LE CHEMIN DE FER DE NOS AÏEUX ESCLAVES : VWÈ MIZÈ, PA MÔ ! | Station 6

Station 6 : Quelques considérations sur la danse vue par le Père Labat

La danse est leur passion favorite. Je ne crois pas qu’il y ait peuple au monde qui y soit plus attaché qu’eux. Quand les Maîtres ne leur permettent pas de danser dans l’Habitation, ils feront trois ou quatre lieuës après qu’ils ont quitté le travail de la Sucrerie le samedi à minuit, pour se trouver dans quelques lieux où ils savent qu’il y a une danse.

Celle qui leur plaît davantage, et qui leur est plus ordinaire est le Calenda, elle vient de la côte de Guinée et suivant toutes les apparences du Royaume d’Arda (Porto Novo ndlr). Les Espagnols l’ont apprise des Nègres et la dansent dans toute l’Amérique de la même manière que les Nègres… Pour donner la cadence à cette danse, ils se servent de deux tambours faits de deux troncs d’arbres creusés d’inégale grosseur. Un des bouts est ouvert, l’autre est couvert d’une peau de brebis ou de chèvre sans poil, grattée comme du parchemin. Le plus grand de ces deux tambours qu’ils appellent simplement Grand Tambour peut avoir trois à quatre pieds de long sur quinze à seize pouces de diamètre. Le petit qu’on nomme le BABOULA, a à peu près la même longueur, sur huit à neuf pouces de diamètre.
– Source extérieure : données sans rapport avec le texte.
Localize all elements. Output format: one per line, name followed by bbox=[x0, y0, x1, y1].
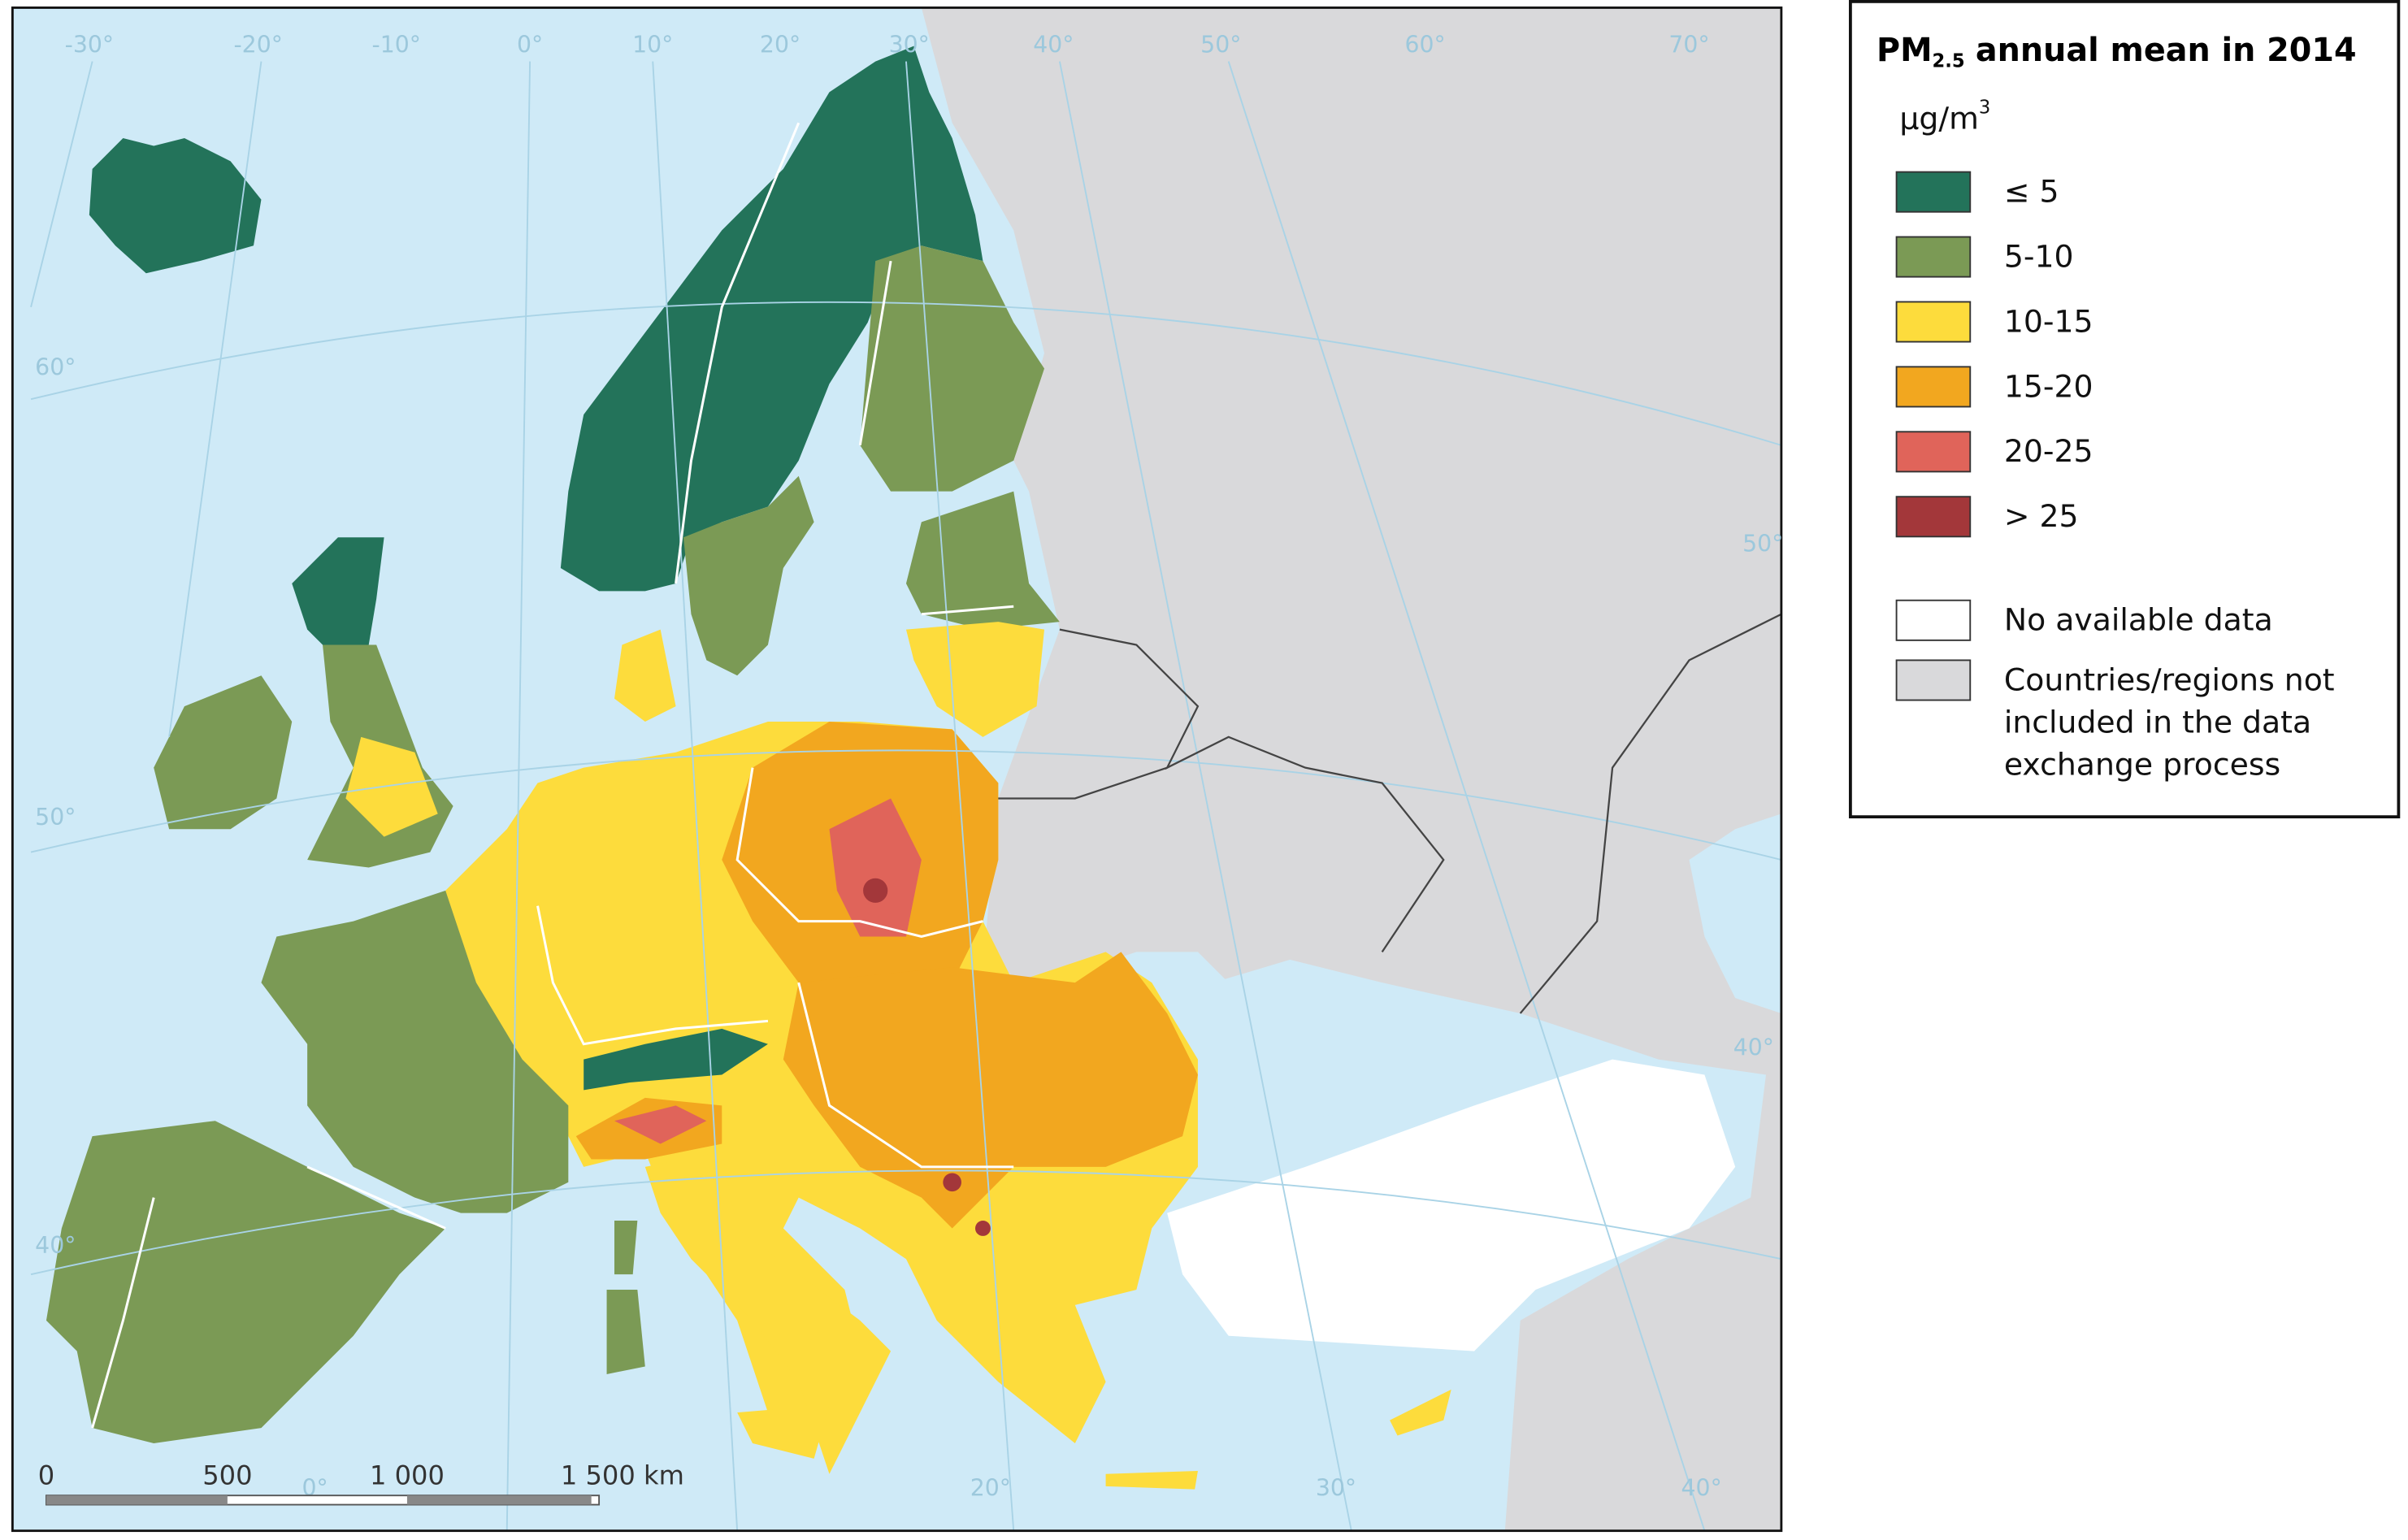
legend-label: 10-15 bbox=[2004, 303, 2093, 339]
scandinavia bbox=[560, 46, 983, 592]
graticule-label: 30° bbox=[1316, 1475, 1356, 1502]
scale-bar: 0 500 1 000 1 500 km bbox=[38, 1460, 684, 1506]
legend-title-sub: 2.5 bbox=[1933, 50, 1965, 72]
graticule-label: -20° bbox=[233, 32, 282, 59]
legend-label: ≤ 5 bbox=[2004, 174, 2059, 210]
legend-swatch bbox=[1895, 599, 1972, 641]
england-south bbox=[345, 736, 438, 837]
graticule-label: -10° bbox=[371, 32, 420, 59]
sicily bbox=[737, 1404, 830, 1459]
scale-bar-label: 1 000 bbox=[370, 1460, 445, 1491]
legend-label: exchange process bbox=[2004, 746, 2280, 782]
legend-swatch bbox=[1895, 366, 1972, 408]
legend-label: 20-25 bbox=[2004, 433, 2093, 469]
hotspot bbox=[974, 1221, 991, 1236]
iberia bbox=[46, 1121, 446, 1443]
legend-swatch bbox=[1895, 496, 1972, 538]
scale-bar-label: 0 bbox=[38, 1460, 54, 1491]
non-included-land bbox=[921, 7, 1781, 1531]
no-data-region bbox=[1167, 1059, 1736, 1351]
graticule-label: 40° bbox=[1033, 32, 1074, 59]
silesia bbox=[829, 798, 922, 937]
legend-items: ≤ 5 5-10 10-15 15-20 20-25 > 25 No available d… bbox=[1895, 171, 2335, 782]
graticule-label: 40° bbox=[1681, 1475, 1722, 1502]
denmark bbox=[614, 629, 676, 722]
legend-unit-main: µg/m bbox=[1899, 100, 1979, 136]
po-valley-core bbox=[614, 1105, 707, 1144]
caspian-sea bbox=[1689, 813, 1781, 1013]
graticule bbox=[30, 61, 1781, 1531]
legend-title-rest: annual mean in 2014 bbox=[1976, 32, 2357, 69]
map bbox=[12, 7, 1781, 1531]
scale-bar-label: 1 500 km bbox=[561, 1460, 684, 1491]
graticule-label: -30° bbox=[65, 32, 114, 59]
legend-label: 15-20 bbox=[2004, 368, 2093, 404]
graticule-label: 40° bbox=[1733, 1034, 1774, 1061]
graticule-label: 20° bbox=[970, 1475, 1011, 1502]
scotland bbox=[292, 537, 384, 645]
scale-bar-segment bbox=[406, 1495, 592, 1505]
scale-bar-segment bbox=[46, 1495, 228, 1505]
borders bbox=[91, 122, 1781, 1429]
scale-bar-label: 500 bbox=[202, 1460, 252, 1491]
graticule-label: 10° bbox=[632, 32, 673, 59]
graticule-label: 0° bbox=[517, 32, 543, 59]
graticule-label: 50° bbox=[35, 804, 76, 831]
graticule-label: 70° bbox=[1668, 32, 1709, 59]
south-sweden bbox=[683, 475, 814, 676]
legend-label: No available data bbox=[2004, 602, 2273, 638]
black-sea bbox=[1213, 959, 1598, 1121]
graticule-label: 50° bbox=[1200, 32, 1241, 59]
legend-unit: µg/m3 bbox=[1899, 97, 1990, 136]
ireland bbox=[154, 675, 293, 830]
pannonia-balkans bbox=[783, 952, 1198, 1229]
legend-label: > 25 bbox=[2004, 498, 2079, 534]
hotspot bbox=[943, 1173, 961, 1192]
italy bbox=[644, 1151, 892, 1474]
legend-title: PM2.5 annual mean in 2014 bbox=[1877, 32, 2357, 72]
legend-title-main: PM bbox=[1877, 32, 1933, 69]
legend-swatch bbox=[1895, 171, 1972, 213]
corsica bbox=[614, 1221, 638, 1275]
legend-label: Countries/regions not bbox=[2004, 662, 2335, 697]
legend-swatch bbox=[1895, 301, 1972, 343]
graticule-labels: -30° -20° -10° 0° 10° 20° 30° 40° 50° 60° 70° 60° 50… bbox=[35, 32, 1783, 1502]
legend-swatch bbox=[1895, 236, 1972, 278]
graticule-label: 50° bbox=[1742, 531, 1783, 557]
legend-label: included in the data bbox=[2004, 704, 2311, 740]
sardinia bbox=[606, 1290, 645, 1374]
graticule-label: 30° bbox=[889, 32, 930, 59]
legend-unit-sup: 3 bbox=[1979, 97, 1990, 118]
graticule-label: 60° bbox=[35, 354, 76, 380]
cyprus bbox=[1390, 1389, 1451, 1436]
iceland bbox=[89, 138, 262, 274]
graticule-label: 20° bbox=[760, 32, 800, 59]
crete bbox=[1105, 1470, 1198, 1490]
legend-swatch bbox=[1895, 431, 1972, 473]
legend-swatch bbox=[1895, 659, 1972, 701]
map-frame bbox=[11, 7, 1783, 1533]
graticule-label: 60° bbox=[1404, 32, 1445, 59]
france bbox=[261, 890, 569, 1213]
hotspot bbox=[863, 878, 888, 903]
legend-label: 5-10 bbox=[2004, 238, 2074, 274]
lithuania bbox=[905, 622, 1045, 737]
graticule-label: 40° bbox=[35, 1232, 76, 1259]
Ceux qui battent les tambours pour régler la cadence les mettent entre leurs jambes, ou s’asseyent dessus, et les touchent avec le plat des quatre doigts de chaque main. Celui qui touche le grand tambour bat avec mesure et posément; mais celui qui touche le baboula, bat le plus vite qu’il peut et sans presque garder de mesure, et comme le son qu’il rend est beaucoup plus moindre que celui du grand tambour, et fort aigu, il ne sert qu’à faire du bruit, sans marquer la cadence de la danse ni les mouvements des danseurs.

Père Labat. Nouveau voyage aux Isles Françaises de l’Amérique (1696). Tome deuxième. page 401 -402. 1972. Édition des Horizons Caraïbes, Fort-de-France Martinique

Le Père LabatAvertissement : les scènes de vie qui vont vous sont rapportées cette semaine sont celles écrites par un missionnaire, le père Jean-Baptiste Labat (1663-1738). Ce curé de l’ordre des Dominicains débarque en Martinique, le 29 janvier 1694, et séjourne à la paroisse de Macouba, où il travaille pendant deux ans à la développer. Il y construit de nombreux édifices. En 1696, il séjourne en Guadeloupe et en Dominique puis est nommé procureur syndic des îles d’Amérique à son retour en Martinique. Il est l’un des tout premiers chroniqueurs de la vie de la Martinique et de la Guadeloupe de la fin du 17e et au début du 18e siècle. Ses descriptions sont précises et donnent des indications sur la vie de nos parents en ce temps-là. Il faut garder à l’esprit qu’il est un ecclésiastique esclavagiste avec tous les préjugés que cela implique.

Il rassemble ces notes dans le célèbre « Voyage aux isles Françoises de l’Amérique ».